Als weiteren Sicherungsgrund unterstellt die Behörde in ihrem Bescheid die Erfüllung des Tatbestandes der Ziffer 9, die zum Teil auch erfüllt wurde. Das Verfahren hat ergeben, dass keine Familienangehörigen in Österreich aufhältig gewesen sind, die BF keiner legalen Erwerbstätigkeit nachgegangen ist und über keine nennenswerten sozialen Kontakte im Inland verfügte. Nicht richtig war die behördliche Feststellung darüber, dass kein gesicherter Wohnsitz vorhanden gewesen sein soll. Das gerichtliche Verfahren hat ergeben, dass die BF durchgehend eine Meldeadresse gehabt hat, an der sie auch gewohnt hat bzw. wohnen hätte können. Es ist daher entgegen der Feststellung der Behörde von einem gesicherten Wohnsitz auszugehen. Hinsichtlich der Verfügbarkeit im Hinblick auf eine Selbsterhaltungsfähigkeit kann nur so weit von Aktenwidrigkeit gesprochen werden, dass die BF deutlich in ihrer Einvernahme neben einer Bankkarte (Bankomatkarte) auch einen 500 Euro übersteigenden Geldbetrag angegeben hat.
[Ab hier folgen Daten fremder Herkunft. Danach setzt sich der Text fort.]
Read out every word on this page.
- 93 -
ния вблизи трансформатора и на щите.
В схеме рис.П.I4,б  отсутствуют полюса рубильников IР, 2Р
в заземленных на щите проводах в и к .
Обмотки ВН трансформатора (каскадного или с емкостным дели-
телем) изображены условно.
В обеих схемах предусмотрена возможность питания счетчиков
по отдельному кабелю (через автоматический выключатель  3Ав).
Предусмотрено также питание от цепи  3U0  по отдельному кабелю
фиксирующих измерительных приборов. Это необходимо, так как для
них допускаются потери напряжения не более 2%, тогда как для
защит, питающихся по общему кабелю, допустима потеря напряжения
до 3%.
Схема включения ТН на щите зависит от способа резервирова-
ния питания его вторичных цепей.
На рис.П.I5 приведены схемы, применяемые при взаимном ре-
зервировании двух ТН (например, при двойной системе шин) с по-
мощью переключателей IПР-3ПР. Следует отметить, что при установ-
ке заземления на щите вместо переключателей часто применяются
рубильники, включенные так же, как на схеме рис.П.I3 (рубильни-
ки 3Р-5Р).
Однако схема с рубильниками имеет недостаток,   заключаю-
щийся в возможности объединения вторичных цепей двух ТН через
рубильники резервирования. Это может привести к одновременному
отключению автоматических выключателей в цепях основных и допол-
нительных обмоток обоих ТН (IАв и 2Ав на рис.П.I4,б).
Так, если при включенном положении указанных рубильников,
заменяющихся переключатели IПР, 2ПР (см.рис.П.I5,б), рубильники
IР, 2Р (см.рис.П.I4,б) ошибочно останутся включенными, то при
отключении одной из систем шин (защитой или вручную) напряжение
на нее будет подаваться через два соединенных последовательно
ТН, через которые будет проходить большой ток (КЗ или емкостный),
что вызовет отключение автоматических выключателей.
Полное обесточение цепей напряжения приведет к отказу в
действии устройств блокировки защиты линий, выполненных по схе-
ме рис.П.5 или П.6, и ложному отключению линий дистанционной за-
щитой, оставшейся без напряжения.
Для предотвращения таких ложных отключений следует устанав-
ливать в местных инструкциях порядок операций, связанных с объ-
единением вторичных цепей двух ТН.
Dies hat sich bei konkreter Überprüfung mit der effekten Aufstellung der Anhaltedatei jedenfalls bewahrheitet, weshalb nicht von einer gänzlichen Selbsterhaltungsunfähigkeit der BF ausgegangen werden konnte. Auch hier ist das Verfahren im Rahmen der getroffenen Feststellungen nicht nachvollziehbar bzw. unrichtig geführt worden. Es bleibt also die korrekte Subsumierung des gegebenen Sachverhaltes unter den Grundtatbestand der Ziffer 6 und unter Teile der Ziffer 9 des § 76 Absatz 3 FPG.
Im vorliegenden Fall ist daher nach Ansicht des Gerichtes im Rahmen einer Gesamtbetrachtung noch nicht von erheblicher Fluchtgefahr der BF auszugehen. Sie hat im Verfahren bisher mitgewirkt und hat sich nicht durch Untertauchen entzogen. Sie war für die Behörde nicht sofort beim ersten Zugriff greifbar, es erfolgte jedoch lediglich eine weitere
Nachschau am selben Vormittag. Die BF war seit dem 19.04.2016 durchgehend in Österreich aufrecht gemeldet und kann ihr daher nicht angelastet werden, keinen sicheren Wohnsitz gehabt zu haben. Die im Rahmen des gerichtlichen Verfahrens herausgearbeiteten und übriggebliebenen Kriterien (Ziffer 6 und teilweise Ziffer 9) reichen sohin nach Ansicht des erkennenden Gerichts noch nicht aus, um von erheblicher Fluchtgefahr im Sinne des Artikels 28 der Dublin III - VO auszugehen und eine freiheitsentziehende Maßnahme rechtfertigen zu können. Im Ergebnis geht das Gericht im vorliegenden Fall nicht vom Vorliegen eines ausreichenden Sicherungsbedarfs aus und war daher die Schubhaft für rechtswidrig zu erklären. Eine Prüfung der weiteren Voraussetzungen der Schubhaftverhängung konnte daher entfallen.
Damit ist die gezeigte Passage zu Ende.